Department of Electrical and Electronic Engineering, Bangladesh University of Engineering and Technology (BUET), Dhaka 1205, Bangladesh.
Phys Med Biol. 2023 Dec 26;69(1). doi: 10.1088/1361-6560/ad1319.
Breast cancer is the major cause of cancer death among women worldwide. Deep learning-based computer-aided diagnosis (CAD) systems for classifying lesions in breast ultrasound images can help materialise the early detection of breast cancer and enhance survival chances.This paper presents a completely automated BUS diagnosis system with modular convolutional neural networks tuned with novel loss functions. The proposed network comprises a dynamic channel input enhancement network, an attention-guided InceptionV3-based feature extraction network, a classification network, and a parallel feature transformation network to map deep features into quantitative ultrasound (QUS) feature space. These networks function together to improve classification accuracy by increasing the separation of benign and malignant class-specific features and enriching them simultaneously. Unlike the categorical crossentropy (CCE) loss-based traditional approaches, our method uses two additional novel losses: class activation mapping (CAM)-based and QUS feature-based losses, to capacitate the overall network learn the extraction of clinically valued lesion shape and texture-related properties focusing primarily the lesion area for explainable AI (XAI).Experiments on four public, one private, and a combined breast ultrasound dataset are used to validate our strategy. The suggested technique obtains an accuracy of 97.28%, sensitivity of 93.87%, F1-score of 95.42% on dataset 1 (BUSI), and an accuracy of 91.50%, sensitivity of 89.38%, and F1-score of 89.31% on the combined dataset, consisting of 1494 images collected from hospitals in five demographic locations using four ultrasound systems of different manufacturers. These results outperform techniques reported in the literature by a considerable margin.The proposed CAD system provides diagnosis from the auto-focused lesion area of B-mode BUS images, avoiding the explicit requirement of any segmentation or region of interest extraction, and thus can be a handy tool for making accurate and reliable diagnoses even in unspecialized healthcare centers.
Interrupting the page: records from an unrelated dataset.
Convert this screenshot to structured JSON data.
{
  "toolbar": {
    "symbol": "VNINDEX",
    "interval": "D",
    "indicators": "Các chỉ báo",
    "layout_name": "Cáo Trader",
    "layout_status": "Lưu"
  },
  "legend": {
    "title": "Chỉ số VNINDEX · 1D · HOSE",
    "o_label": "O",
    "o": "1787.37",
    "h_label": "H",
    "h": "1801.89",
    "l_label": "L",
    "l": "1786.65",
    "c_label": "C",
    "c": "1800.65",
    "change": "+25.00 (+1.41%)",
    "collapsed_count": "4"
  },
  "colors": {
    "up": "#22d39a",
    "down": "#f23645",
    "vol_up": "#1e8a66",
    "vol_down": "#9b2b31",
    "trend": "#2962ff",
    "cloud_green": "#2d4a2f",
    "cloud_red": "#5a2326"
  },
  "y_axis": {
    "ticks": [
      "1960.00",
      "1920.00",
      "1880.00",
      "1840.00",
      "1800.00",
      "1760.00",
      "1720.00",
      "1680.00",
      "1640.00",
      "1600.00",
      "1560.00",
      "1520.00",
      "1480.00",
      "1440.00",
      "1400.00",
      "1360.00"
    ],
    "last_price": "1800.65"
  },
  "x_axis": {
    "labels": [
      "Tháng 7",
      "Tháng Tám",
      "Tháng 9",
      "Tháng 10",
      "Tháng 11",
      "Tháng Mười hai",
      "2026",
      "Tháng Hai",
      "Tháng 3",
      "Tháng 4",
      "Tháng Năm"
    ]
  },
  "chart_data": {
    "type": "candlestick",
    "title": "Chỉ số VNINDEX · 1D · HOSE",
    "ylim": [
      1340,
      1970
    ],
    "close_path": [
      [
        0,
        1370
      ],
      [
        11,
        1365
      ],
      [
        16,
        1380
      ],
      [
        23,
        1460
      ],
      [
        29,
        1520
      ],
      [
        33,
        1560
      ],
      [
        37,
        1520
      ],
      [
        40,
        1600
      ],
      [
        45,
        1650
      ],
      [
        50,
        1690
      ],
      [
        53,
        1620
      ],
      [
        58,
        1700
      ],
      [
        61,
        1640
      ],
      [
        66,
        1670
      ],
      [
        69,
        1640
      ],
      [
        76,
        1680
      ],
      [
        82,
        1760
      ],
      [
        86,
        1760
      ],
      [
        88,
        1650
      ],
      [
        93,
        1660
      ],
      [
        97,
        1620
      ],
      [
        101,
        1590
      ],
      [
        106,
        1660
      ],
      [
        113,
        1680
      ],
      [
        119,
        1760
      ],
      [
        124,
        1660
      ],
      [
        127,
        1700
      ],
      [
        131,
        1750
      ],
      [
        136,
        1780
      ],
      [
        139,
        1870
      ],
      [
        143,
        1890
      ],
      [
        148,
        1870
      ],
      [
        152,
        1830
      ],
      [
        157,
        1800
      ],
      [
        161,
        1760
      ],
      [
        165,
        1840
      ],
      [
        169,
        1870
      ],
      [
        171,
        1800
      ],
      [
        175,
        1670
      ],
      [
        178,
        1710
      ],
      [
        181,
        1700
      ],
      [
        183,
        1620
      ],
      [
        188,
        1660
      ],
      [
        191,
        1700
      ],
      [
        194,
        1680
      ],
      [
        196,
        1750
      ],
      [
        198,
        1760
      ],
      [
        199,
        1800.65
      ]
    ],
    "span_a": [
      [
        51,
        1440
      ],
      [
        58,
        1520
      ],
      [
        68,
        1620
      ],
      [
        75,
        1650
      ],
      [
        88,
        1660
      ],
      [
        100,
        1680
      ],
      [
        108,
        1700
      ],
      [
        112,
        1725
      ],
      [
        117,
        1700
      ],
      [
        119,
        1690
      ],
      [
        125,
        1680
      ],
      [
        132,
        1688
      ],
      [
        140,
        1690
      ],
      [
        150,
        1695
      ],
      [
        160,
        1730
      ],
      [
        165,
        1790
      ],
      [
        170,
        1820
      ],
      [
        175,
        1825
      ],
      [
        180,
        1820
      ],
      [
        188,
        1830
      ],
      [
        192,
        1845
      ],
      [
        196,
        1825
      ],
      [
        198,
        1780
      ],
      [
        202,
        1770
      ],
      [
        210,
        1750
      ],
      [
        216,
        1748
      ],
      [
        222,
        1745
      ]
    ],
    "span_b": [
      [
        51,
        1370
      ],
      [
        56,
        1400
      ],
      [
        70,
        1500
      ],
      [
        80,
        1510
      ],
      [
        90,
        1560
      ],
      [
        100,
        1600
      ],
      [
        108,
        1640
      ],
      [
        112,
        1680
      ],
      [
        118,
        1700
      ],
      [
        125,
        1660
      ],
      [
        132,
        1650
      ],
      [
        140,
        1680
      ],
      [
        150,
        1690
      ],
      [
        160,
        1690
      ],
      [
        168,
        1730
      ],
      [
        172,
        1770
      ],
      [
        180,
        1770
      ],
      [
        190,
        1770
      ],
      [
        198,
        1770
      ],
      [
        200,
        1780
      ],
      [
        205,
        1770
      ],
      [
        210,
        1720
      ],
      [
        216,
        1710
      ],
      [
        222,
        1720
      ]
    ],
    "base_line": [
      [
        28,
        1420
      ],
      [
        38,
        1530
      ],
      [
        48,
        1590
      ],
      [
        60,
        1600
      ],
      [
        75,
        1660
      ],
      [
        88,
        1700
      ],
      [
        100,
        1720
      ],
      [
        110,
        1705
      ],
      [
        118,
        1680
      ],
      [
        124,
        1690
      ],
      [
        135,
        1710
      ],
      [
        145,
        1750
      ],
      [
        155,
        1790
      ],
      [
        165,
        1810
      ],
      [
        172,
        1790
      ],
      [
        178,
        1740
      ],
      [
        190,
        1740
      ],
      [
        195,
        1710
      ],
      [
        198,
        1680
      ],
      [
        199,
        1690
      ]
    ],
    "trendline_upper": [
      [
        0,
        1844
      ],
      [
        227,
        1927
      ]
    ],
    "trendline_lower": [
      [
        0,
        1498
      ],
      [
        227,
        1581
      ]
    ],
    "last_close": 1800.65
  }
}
乳腺癌是全球女性癌症死亡的主要原因。基于深度学习的计算机辅助诊断(CAD)系统可用于对乳腺超声图像中的病变进行分类,有助于实现乳腺癌的早期检测,提高生存机会。本文提出了一种完全自动化的 BUS 诊断系统,采用具有新型损失函数的模块化卷积神经网络进行调优。所提出的网络由动态通道输入增强网络、基于注意力引导的 InceptionV3 的特征提取网络、分类网络和并行特征变换网络组成,用于将深度特征映射到定量超声(QUS)特征空间。这些网络共同作用,通过增加良性和恶性特定类别的特征的分离度并同时丰富它们,提高分类准确性。与基于类别交叉熵(CCE)损失的传统方法不同,我们的方法使用两种额外的新型损失:基于类激活映射(CAM)和 QUS 特征的损失,使整个网络能够学习提取具有临床价值的病变形状和纹理相关属性,主要关注病变区域,以实现可解释的人工智能(XAI)。在四个公共数据集、一个私有数据集和一个合并的乳腺超声数据集上进行实验,验证了我们的策略。该方法在数据集 1(BUSI)上的准确率为 97.28%,灵敏度为 93.87%,F1 得分为 95.42%,在包含来自五个地理位置的医院的 1494 张图像的合并数据集上的准确率为 91.50%,灵敏度为 89.38%,F1 得分为 89.31%,优于文献中报道的技术。所提出的 CAD 系统从 B 模式 BUS 图像的自动聚焦病变区域提供诊断,避免了任何分割或感兴趣区域提取的明确要求,因此即使在非专业医疗中心也可以成为进行准确可靠诊断的有用工具。